February 2012/Prepared Foods -- There’s no doubt regulatory agencies have ramped up the level of scrutiny given to food and beverage companies in the U.S. over the last several years. In 2011, the number of inspections by the Food and Drug Administration (FDA) increased dramatically as the agency sought to determine whether industry companies were in compliance with Current Good Manufacturing Practices (CGMPs). Numerous warning letters were sent to companies, sometimes jointly from the FDA and the Federal Trade Commission (FTC), for alleged violations of labeling and advertising laws. Shipments were held up at entry ports by U.S. Customs and Border Protection for claims made in advertising materials, including websites.
However, even as the number of regulatory actions rise, those involved in the food and beverage industries are more aware of an equal, if not greater, trend that threatens the very livelihood and existence of their businesses. That trend, which increased exponentially in 2011, is the filing of civil lawsuits against food, beverage and supplement companies by private litigants, district attorneys, consumer advocacy groups and, essentially, “professional plaintiffs” in areas traditionally the purview of the FDA and FTC. And hold on tight, because it doesn’t look as if the litigation wave will subside any time soon.

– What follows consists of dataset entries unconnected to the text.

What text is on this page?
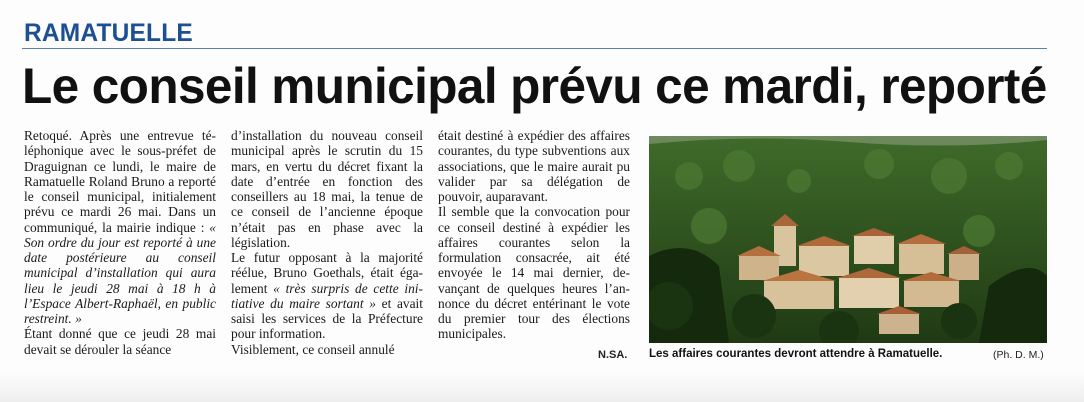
RAMATUELLE
Le conseil municipal prévu ce mardi, reporté

Retoqué. Après une entrevue téléphonique avec le sous-préfet de Draguignan ce lundi, le maire de Ramatuelle Roland Bruno a reporté le conseil municipal, initialement prévu ce mardi 26 mai. Dans un communiqué, la mairie indique : « Son ordre du jour est reporté à une date postérieure au conseil municipal d’installation qui aura lieu le jeudi 28 mai à 18 h à l’Espace Albert-Raphaël, en public restreint. »

Étant donné que ce jeudi 28 mai devait se dérouler la séance

d’installation du nouveau conseil municipal après le scrutin du 15 mars, en vertu du décret fixant la date d’entrée en fonction des conseillers au 18 mai, la tenue de ce conseil de l’ancienne époque n’était pas en phase avec la législation.

Le futur opposant à la majorité réélue, Bruno Goethals, était également « très surpris de cette initiative du maire sortant » et avait saisi les services de la Préfecture pour information.

Visiblement, ce conseil annulé

était destiné à expédier des affaires courantes, du type subventions aux associations, que le maire aurait pu valider par sa délégation de pouvoir, auparavant.

Il semble que la convocation pour ce conseil destiné à expédier les affaires courantes selon la formulation consacrée, ait été envoyée le 14 mai dernier, devançant de quelques heures l’annonce du décret entérinant le vote du premier tour des élections municipales.

N.SA. Les affaires courantes devront attendre à Ramatuelle.	(Ph. D. M.)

Some might argue that private plaintiffs have altruistically taken it upon themselves to step into the shoes of the FDA and the FTC and take industry companies to task for perceived violations of state and federal regulations, statutes and practices, because the FDA and FTC are spread too thinly to do it themselves. Realistically, however, there is a more self-serving reason for the marked increase in litigation: money. Plaintiff lawyers in California and elsewhere are lining up to bring civil actions—often seeking class action treatment—for alleged violations of state and federal regulations and laws, looking for big payoffs.